The federation and the research organisation Women and Law in Southern Africa are filing another amicus curiae brief with the Constitutional Court in the Masupha case to ask it to look beyond the Constitution when it rules later this year. “We are emphasising that the Constitutional Court shall also take into consideration international instruments, such as the Convention on the Elimination of all Forms of Discrimination against Women,” said Thabane.
Phaloane said she had to leave Lesotho to get a job for her children’s sake. Normally, she would also live off maize, which she grew on her late father’s land, but erratic weather patterns have meant the failure of Lesotho crops recently.
“I decided to leave. Even when I’m working I get no pay. My kids have nothing to eat, nothing to wear.” One of her sisters died of tuberculosis and the other complained of stomach problems. The children’s fathers had also passed away.
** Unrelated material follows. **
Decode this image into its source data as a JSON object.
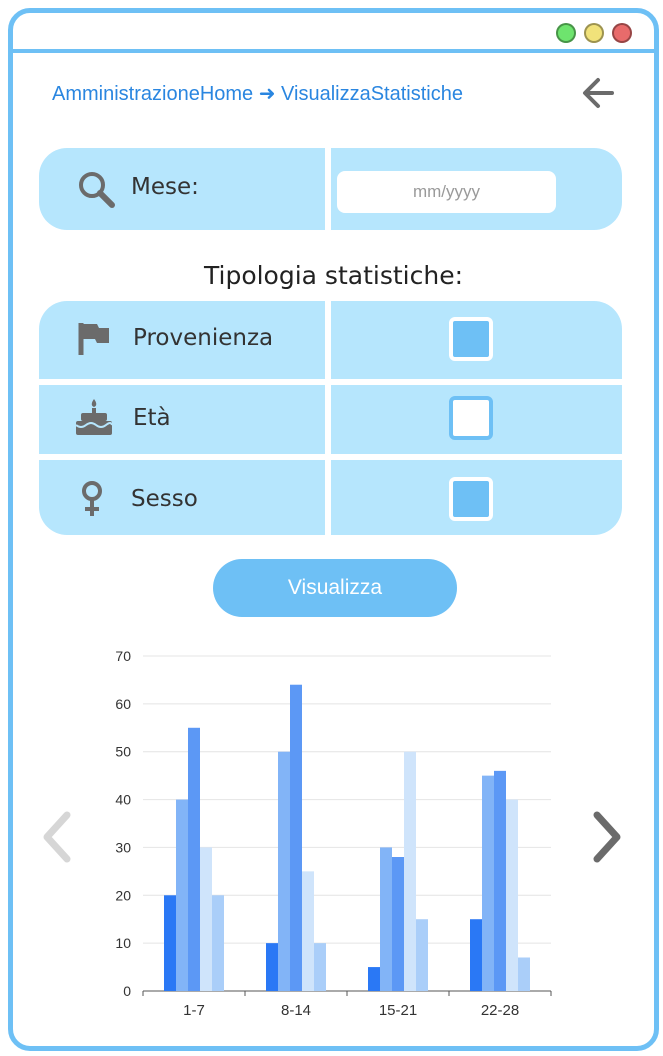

While Phaloane works in Johannesburg, the youngest of her children remain alone in her father’s house. She sends them money for food and school fees and is grateful for her salary. “It is not enough, but they have something to put on the table and I manage to pay for their [school] fees.” She misses her children, whom she phones every day, and she worries about her people in the village to which she hopes to be able to return one day.